Still a bit annoyed by some things: I’ve lost track of the times Jo has almost — or completely! — died, and it happens, what, twice more in this book? This is hardly mitigated by the fact that she actually had to spend some time healing and resting to recover after the first one, because she is magically rescued from all other physical harm in the book. Yawn. This is even worse than in other series because if we know she’s going to be magically healed up, zero tension is generated. A different shocking event is completely forgotten after just a little bit of angst. The book doesn’t end so much as stop; much like one of the earlier ones, it’s obviously one book split in two because they can only be so long. And, god, the endless namedropping.

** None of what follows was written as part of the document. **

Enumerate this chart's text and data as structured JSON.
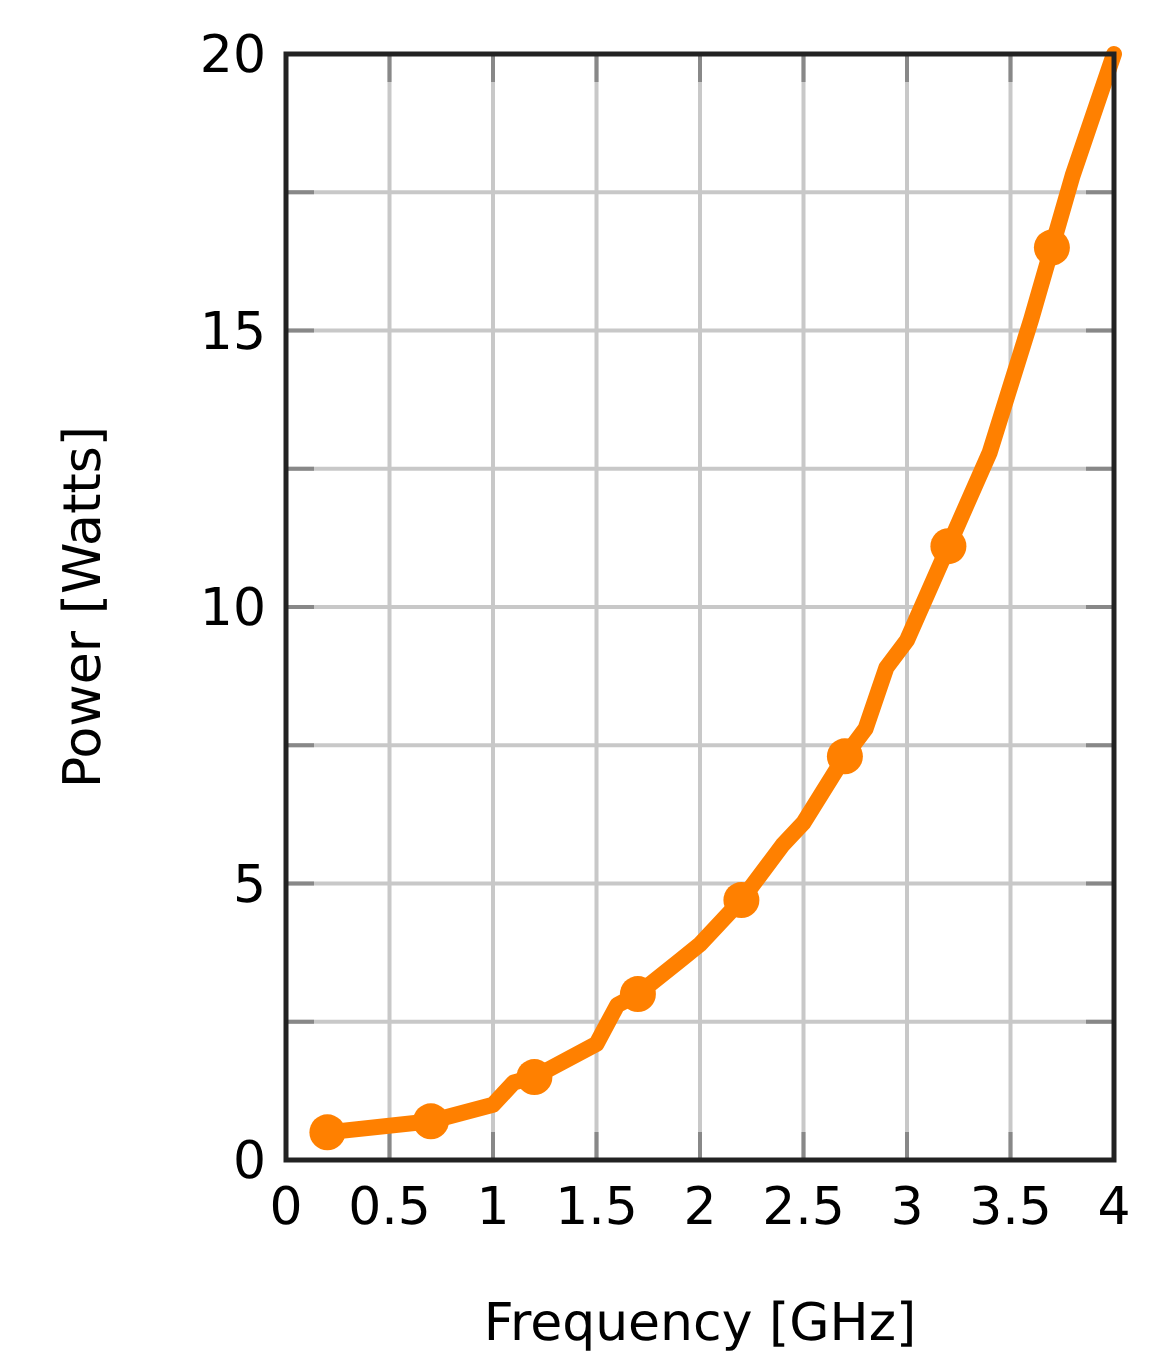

I find myself in the strange position, though, of wanting to read the next book, even after almost giving up on this one.

#40: A Fistful of Charms (Kim Harrison)

by R. N. Dominick in Uncategorized

So far, these Kim Harrison books have been pretty good: a main character it’s easy to root for, a sly sense of humor, good writing that doesn’t drown in its idiosyncrasies. (Well, not much, anyhow. And this book could’ve used a good copyedit pass; too many times, an idiomatic phrase is mangled — “a mute point”, that kind of thing. Oh, and pixies need a new way to swear.) And it avoids Anita Blake Syndrome — the main character’s powers are, for the most part, exactly what they were when the series started, and there’s no more (or less, to be fair) sex in the books either.

That being said, the books do push some of the hot buttons I have about urban fantasy, and one most of all. It’s also the problem I’ve got with the Dresden Files.

Physical danger is not the only kind of danger. An endless litany of how injured the protagonist is is not going to make me like them more, nor is a first-person poor-poor-pitiful-me routine about how tired, hurt and angsty someone is. Both Rachel Morgan and Harry Dresden are much more fun when they are bubbly, snarky, wise-cracky and rude.

Also, in a complementary minor key, lots and lots of people shouting at each other is no fun.

#39: Every Which Way But Dead (Kim Harrison)

by R. N. Dominick in Uncategorized

Another enjoyable adventure. The series shows every sign of submitting to the same traps all urban fantasies tend to fall into, but is still quite readable. I have the terrible feeling I’m going to have to stop before I get to the latest book, though. Already started the next one because I’m impatient. Maybe, after that one, I’ll write more of a review and an explanation of my problems with urban fantasy. (Then again, maybe not.)

#38: The Forgotten Beasts of Eld (Patricia A. McKillip)

by R. N. Dominick in Uncategorized

An intricate fantasy novel that sets up its plot in the first chapter, gives it a good winding and lets it go. What at first seems like it is to be a light fantasy ends up touching on a lot of subjects — love, freedom and the price of betrayal. A joy.